For example, in the electrostatic case, we have the Coulomb force between charges $q_1$ and $q_2$: $$F = k \frac{q_1 q_2}{r^2}$$ However, when we enforce that charges are integer multiples of a fundamental charge, we can then write $q_1 = n_1 e$, $q_2 = n_2 e$ and therefore $$F = C \frac{n_1 n_2}{r^2}$$ Where $C=ke^2$ just a rescaling of the constant $k$. Here, $n_1$ and $n_2$ provide a perfectly satisfactory measure of charge, and you don't need to have a continuous set of values. This is similar to what happens when going between (say) SI units and Gaussian units.

Using the same argument in reverse, when charge, one could just measure these integers, or multiply these integers with a dimensionful quantity to get a real number/dimensionful "value". It is ultimately a matter of what you call charge.

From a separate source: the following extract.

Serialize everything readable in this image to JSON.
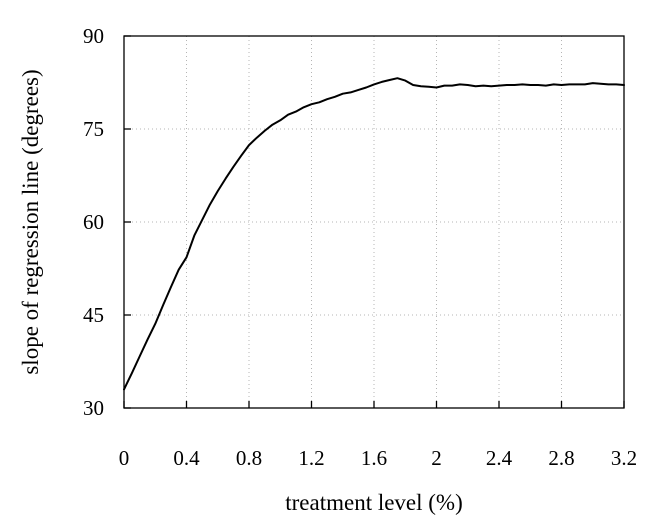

On the other hand, adding to CuriousOne's comment, you can't always do something like this. For example, energy is quantized differently (or not at all) for different systems. A free particle can have any energy. And the standard particle-in-a-box problem in quantum mechanics has energy values given by: $$E_n = \frac{n^2\pi^2\hbar^2}{2mL^2}$$ where $L$ is the width of the box. You can't reduce the energy to just a measurement of $n$, because the exact set of values the energy takes is dependent on $L$, and produces measureable consequences in interactions with other systems (for example, the frequency of light emitted in a transition between states).

Once again, you can always redefine energy (and for that matter, frequency) by multiplying by a constant, but it only makes sense to allow for a continuous range of values.